To address these concerns, the final bill included provisions making Medicare the primary payer for beneficiaries dually eligible for Medicaid, coordinating Medicare coverage with State pharmaceutical assistance programs, and subsidizing retiree prescription drug coverage provided by employers. All of these reflect concerns policymakers had about crowding out existing sources of prescription drug coverage. While these provisions may help to limit crowd-out, they also have increased the complexity of implementing the legislation.

Simulations obviously have limitations in what they can and cannot reveal about policy and its effects. The actual plan benefits, subsidies, and other features that were passed and signed into law are inherently more complex than what can be easily simulated. Furthermore, assumptions we make in defining the parameters of the simulation certainly impact the results. Many of those assumptions can be rightly questioned. We try to provide an understanding of the impact of those assumptions by estimating multiple scenarios. Finally, our current simulations only estimate an initial impact of a new Medicare prescription drug plan. The new Medicare prescription drug coverage will have far-reaching, long-term impacts that are not captured by the simulation.

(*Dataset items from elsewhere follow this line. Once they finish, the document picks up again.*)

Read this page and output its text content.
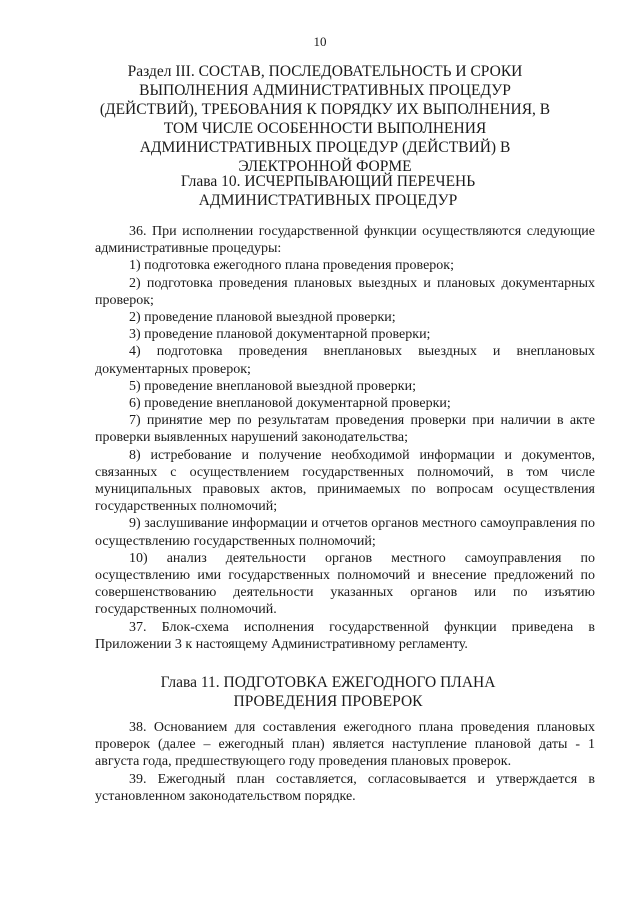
10
Раздел III. СОСТАВ, ПОСЛЕДОВАТЕЛЬНОСТЬ И СРОКИ ВЫПОЛНЕНИЯ АДМИНИСТРАТИВНЫХ ПРОЦЕДУР (ДЕЙСТВИЙ), ТРЕБОВАНИЯ К ПОРЯДКУ ИХ ВЫПОЛНЕНИЯ, В ТОМ ЧИСЛЕ ОСОБЕННОСТИ ВЫПОЛНЕНИЯ АДМИНИСТРАТИВНЫХ ПРОЦЕДУР (ДЕЙСТВИЙ) В ЭЛЕКТРОННОЙ ФОРМЕ
Глава 10. ИСЧЕРПЫВАЮЩИЙ ПЕРЕЧЕНЬ АДМИНИСТРАТИВНЫХ ПРОЦЕДУР

36. При исполнении государственной функции осуществляются следующие административные процедуры:

1) подготовка ежегодного плана проведения проверок;

2) подготовка проведения плановых выездных и плановых документарных проверок;

2) проведение плановой выездной проверки;

3) проведение плановой документарной проверки;

4) подготовка проведения внеплановых выездных и внеплановых документарных проверок;

5) проведение внеплановой выездной проверки;

6) проведение внеплановой документарной проверки;

7) принятие мер по результатам проведения проверки при наличии в акте проверки выявленных нарушений законодательства;

8) истребование и получение необходимой информации и документов, связанных с осуществлением государственных полномочий, в том числе муниципальных правовых актов, принимаемых по вопросам осуществления государственных полномочий;

9) заслушивание информации и отчетов органов местного самоуправления по осуществлению государственных полномочий;

10) анализ деятельности органов местного самоуправления по осуществлению ими государственных полномочий и внесение предложений по совершенствованию деятельности указанных органов или по изъятию государственных полномочий.

37. Блок-схема исполнения государственной функции приведена в Приложении 3 к настоящему Административному регламенту.

Глава 11. ПОДГОТОВКА ЕЖЕГОДНОГО ПЛАНА ПРОВЕДЕНИЯ ПРОВЕРОК

38. Основанием для составления ежегодного плана проведения плановых проверок (далее – ежегодный план) является наступление плановой даты - 1 августа года, предшествующего году проведения плановых проверок.

39. Ежегодный план составляется, согласовывается и утверждается в установленном законодательством порядке.
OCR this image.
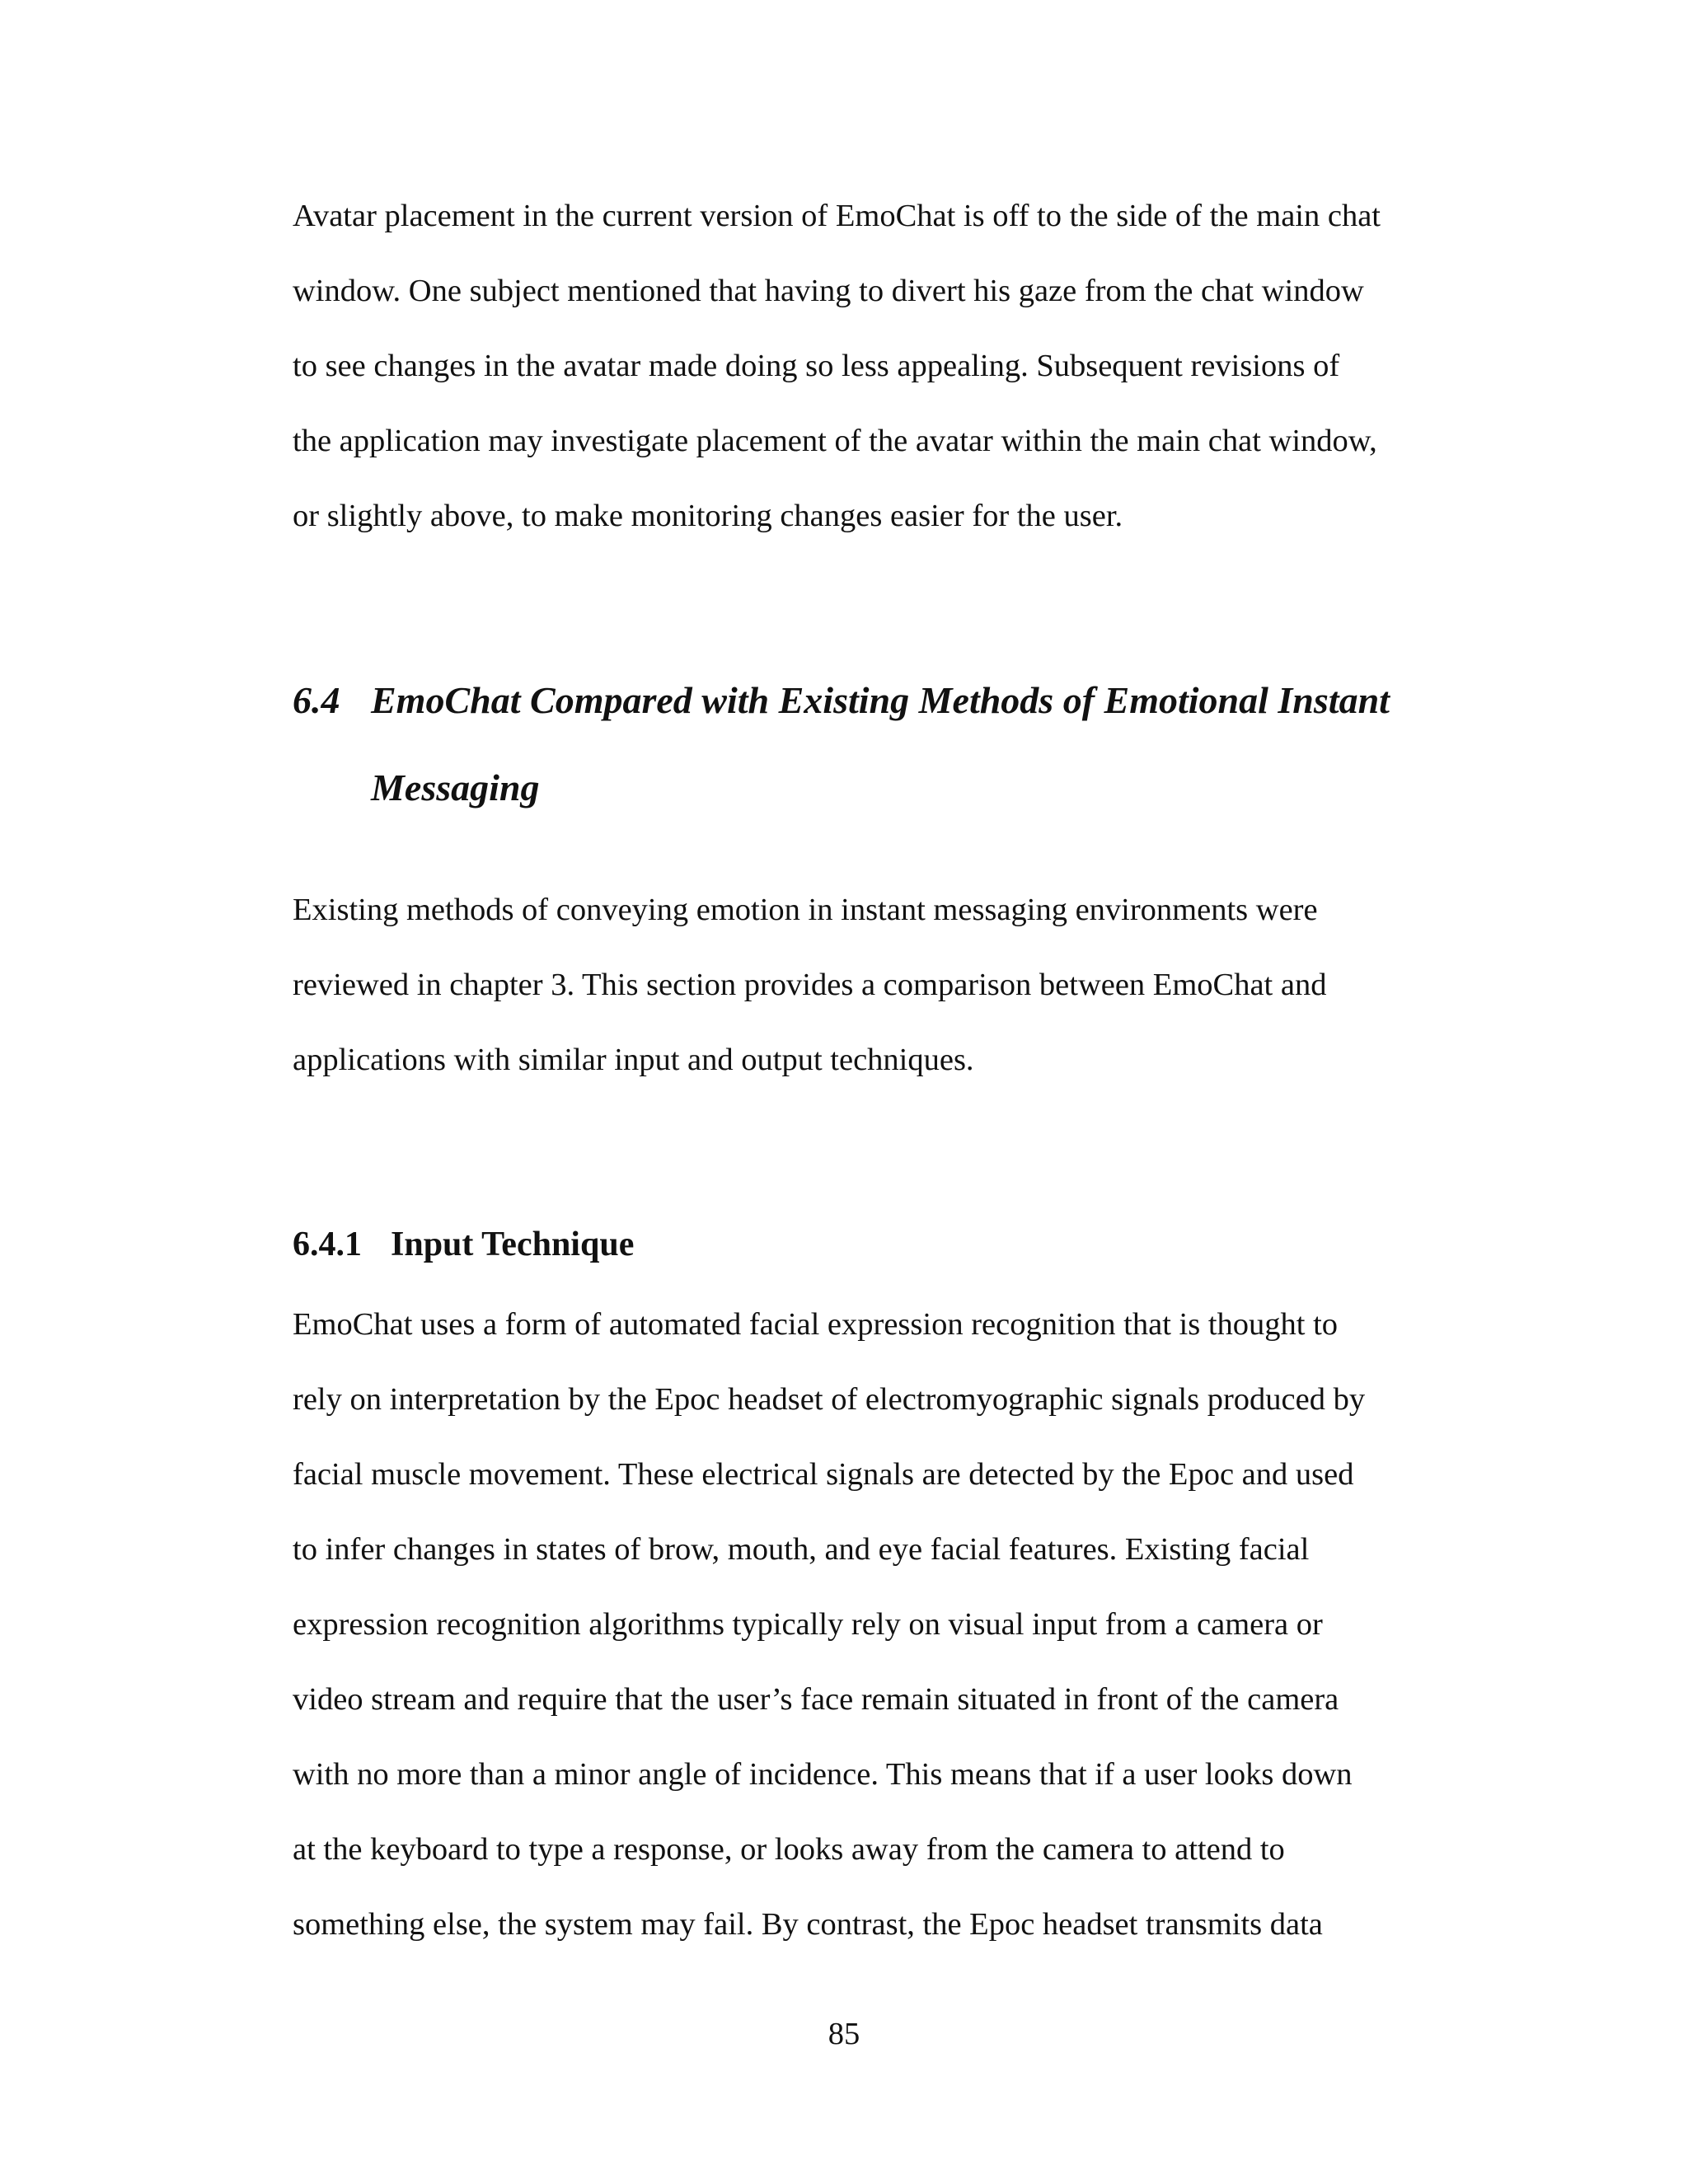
Avatar placement in the current version of EmoChat is off to the side of the main chat
window. One subject mentioned that having to divert his gaze from the chat window
to see changes in the avatar made doing so less appealing. Subsequent revisions of
the application may investigate placement of the avatar within the main chat window,
or slightly above, to make monitoring changes easier for the user.
6.4 EmoChat Compared with Existing Methods of Emotional Instant
Messaging
Existing methods of conveying emotion in instant messaging environments were
reviewed in chapter 3. This section provides a comparison between EmoChat and
applications with similar input and output techniques.
6.4.1 Input Technique
EmoChat uses a form of automated facial expression recognition that is thought to
rely on interpretation by the Epoc headset of electromyographic signals produced by
facial muscle movement. These electrical signals are detected by the Epoc and used
to infer changes in states of brow, mouth, and eye facial features. Existing facial
expression recognition algorithms typically rely on visual input from a camera or
video stream and require that the user’s face remain situated in front of the camera
with no more than a minor angle of incidence. This means that if a user looks down
at the keyboard to type a response, or looks away from the camera to attend to
something else, the system may fail. By contrast, the Epoc headset transmits data
85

In conclusion, the development of a prescription drug plan for Medicare beneficiaries represents an important arena for learning more about the impact of incremental policy change on the Medicare population. These simulations can help us understand the potential pitfalls to the successful implementation of a Medicare drug benefit.

Acknowledgments

The authors would like to thank Woolton Lee, Erica Gardner, and Chandra Ganesh for their help.

Footnotes

Dennis G. Shea is with Pennsylvania State University. Bruce C. Stuart and Becky Briesacher are with the University of Maryland School of Pharmacy. The research in this article was funded by The Commonwealth Fund. The views expressed in this article are those of the authors and do not necessarily reflect the views of Pennsylvania State University, University of Maryland School of Pharmacy, The Commonwealth Fund, or the Centers for Medicare & Medicaid Services (CMS).

1

Estimates for 2004 using the 1999 MCBS were the latest available data when this article was prepared. Preliminary comparison to 2006 estimates suggests main effects are similar.

2

This comparison assumes that individuals have a reasonable ability to predict their future drug expenditures. That assumption rests on research showing that past drug use among aged individuals predicts future use reliably once coverage has stabilized (Stuart and Coulson, 1993; Coulson and Stuart, 1992; Stuart et al., 1991).